Tidy data is a `tibble` (data frame) that has one row for each of the Specialized Bike Models and columns for each of the features like model name, price, and various categories (denoted as dimensions).

### 3.1 Make a Function that Converts JSON to Tibble

```r
# Make Function
from_json_to_tibble <- function(json) {
    json %>%
        fromJSON() %>%
        as_tibble()
}
```

### 3.4 Extract the Attribute Data

```r
# Store JSON as object
json <- html %>%
    html_nodes(".product-list__item-wrapper") %>%
    html_attr("data-product-ic")

# Show the 1st JSON element (1st bike of 399 bikes)
json[1]
```

### 4. Explore Bike Models

I want to understand how price depends on various features like model, type of bike (electric, mountain, road), and other features that will eventually be used in my `XGBoost` Machine Learning model inside of my `Shiny` Web App.

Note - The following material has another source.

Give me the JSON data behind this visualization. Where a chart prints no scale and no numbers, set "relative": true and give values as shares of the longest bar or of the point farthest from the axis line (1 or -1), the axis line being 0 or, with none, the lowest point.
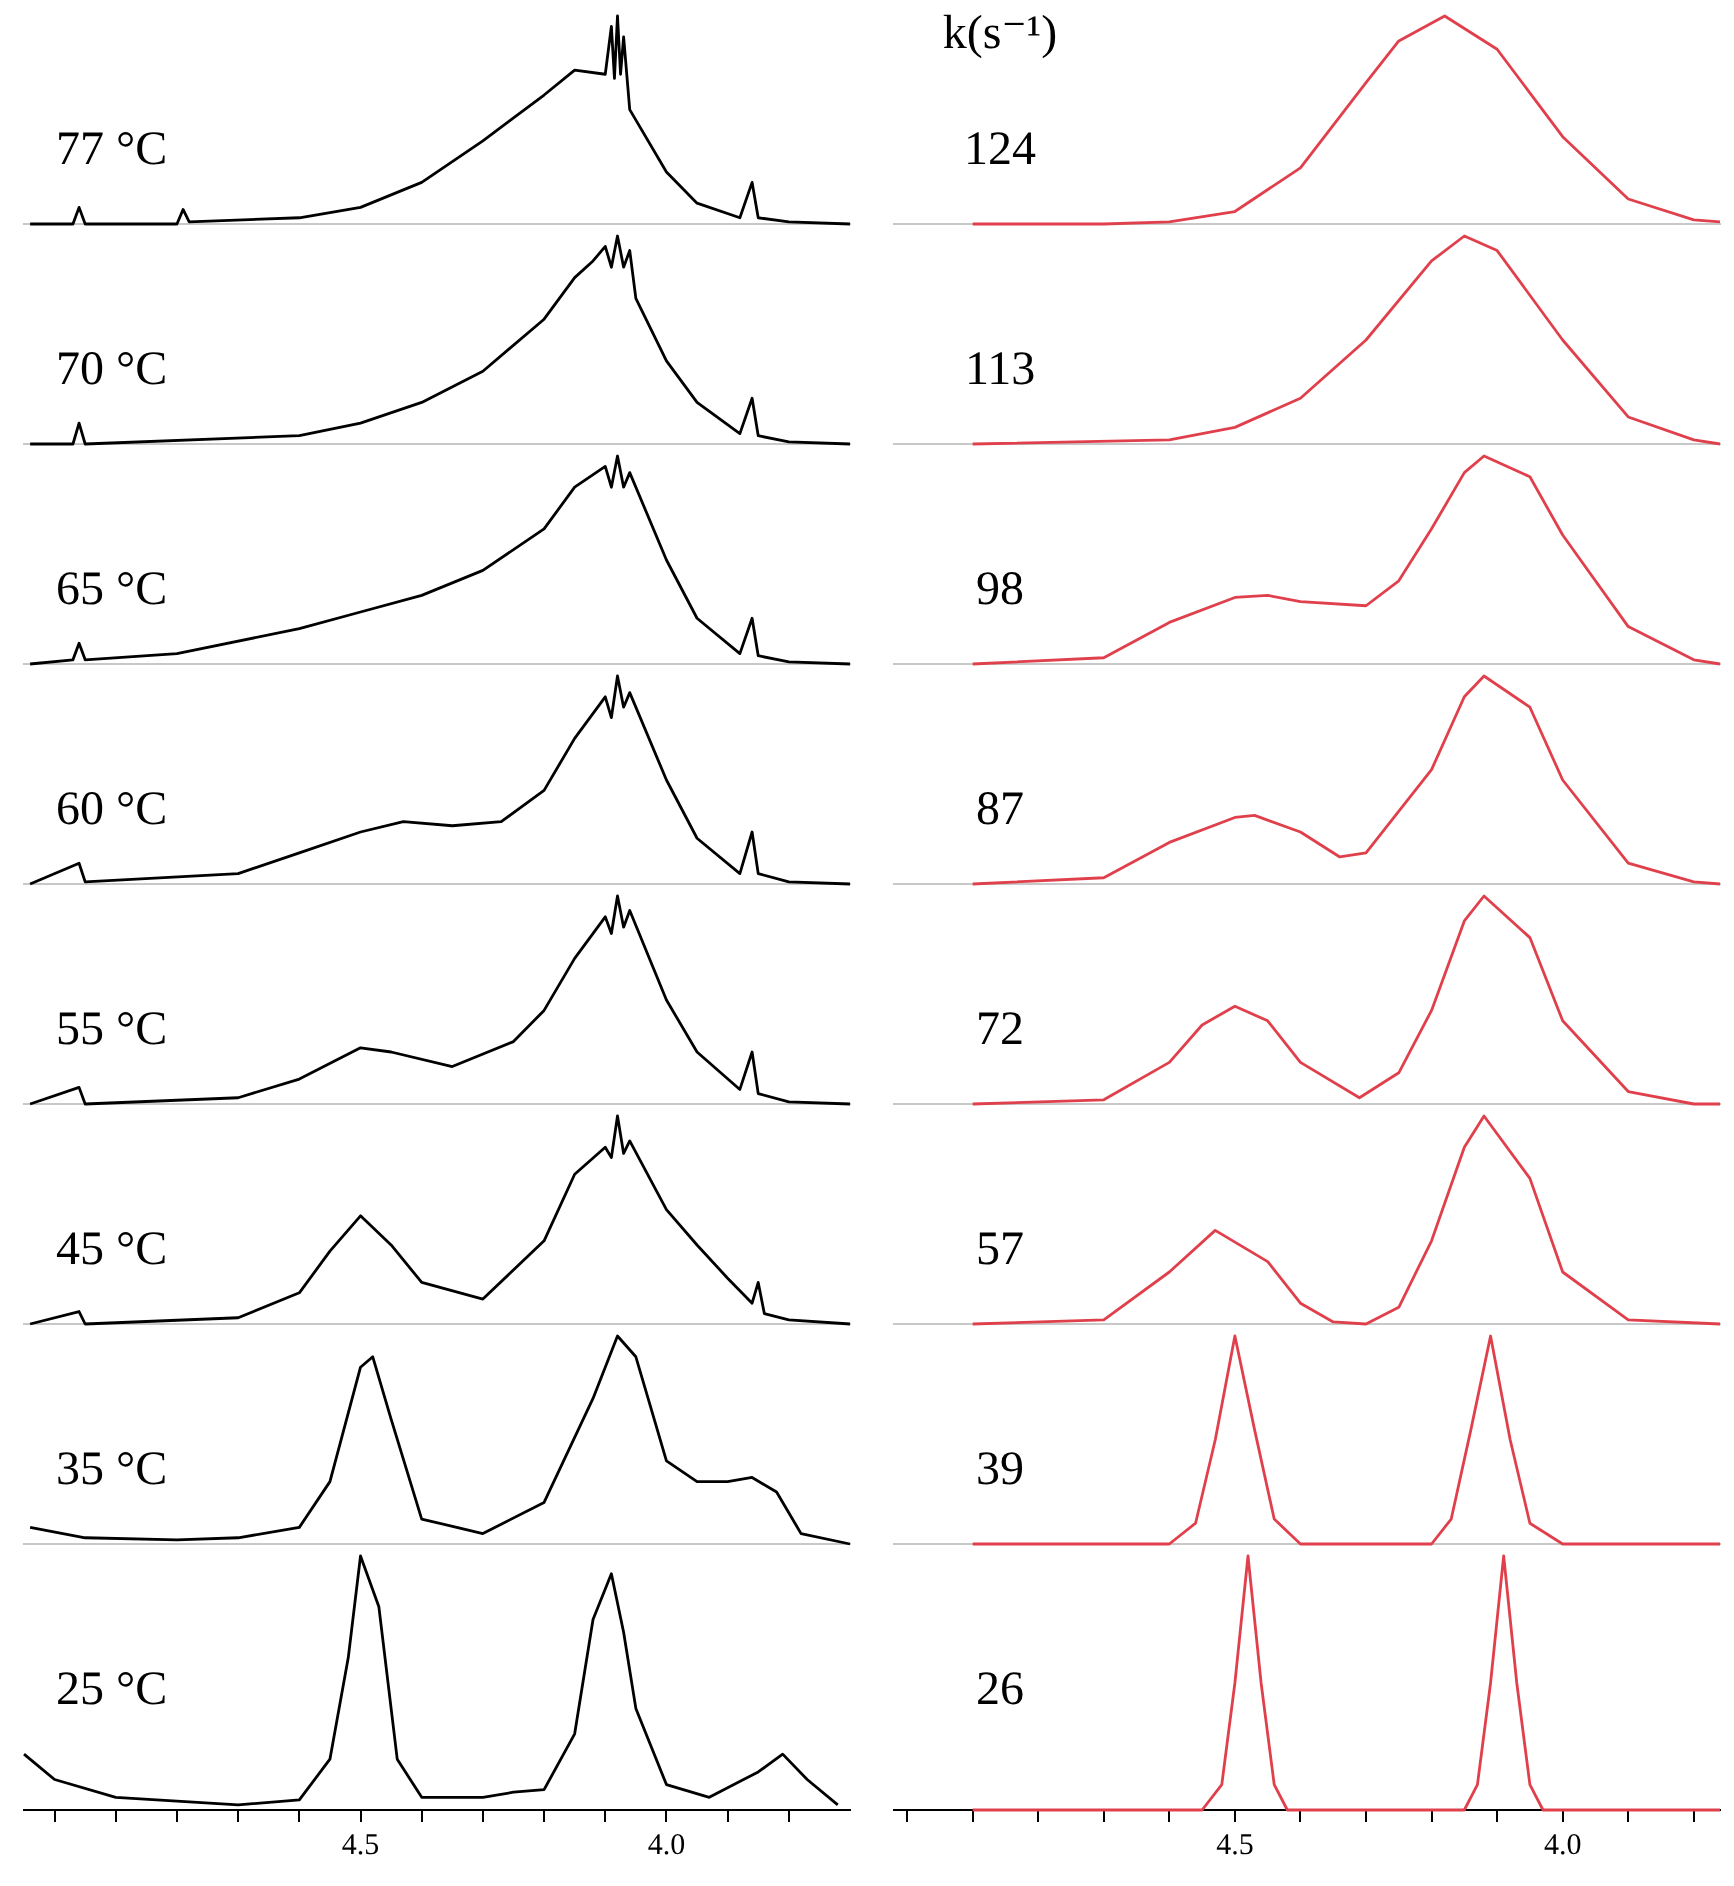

#### 4.1 Most and Least Expensive Bike Models

```r
bike_features_tbl %>%
    select(dimension3, price) %>%
    mutate(dimension3 = as_factor(dimension3) %>%
               fct_reorder(price, .fun = median)) %>%
    # Plot
    ggplot(aes(dimension3, price)) +
    geom_boxplot() +
    coord_flip() +
    theme_tq()  +
    scale_y_continuous(labels = scales::dollar_format()) +
    labs(title = "Specialized Bike Models by Price")
```

### 5. Predictive Web Application

I made and deployed a [Product Price Recommendation Application for Specialized Bicycles](https://joon.shinyapps.io/specialized_price_prediction/) using the web-scraped Specialized Data. Here’s how I built it:

- The `Shiny` app uses the webscraped data from 2019 Specialized Models (this tutorial covers web-scraping 2020 models), which I learned in [Learning Lab 8](https://university.business-science.io/courses/learning-labs-pro/lectures/9931459).
- The `shiny` application uses an **_`XGBoost` Machine Learning model_** to recommend product prices based on the existing product portfolio.
- The code is available in my [GitHub Repo Here](https://github.com/joon-im/specialized_price_prediction).

# Parting Thoughts

Web-scraping with `rvest` has fundamentally changed the way I understand the Internet. Once I realized that the entire Internet (well, most of it) is basically just one big database, it rocked my world. I highly encourage you to sign up for [Learning Labs Pro](https://university.business-science.io/p/learning-labs-pro). Learning Lab 8 - Web Scraping - Build A Strategic Database With Product Data with `rvest` was what opened my eyes to the power of web scraping.

Using the data, I was able to make and deploy a `Shiny` web application that uses an `XGBoost` Machine Learning model to predict and recommend bicycle prices.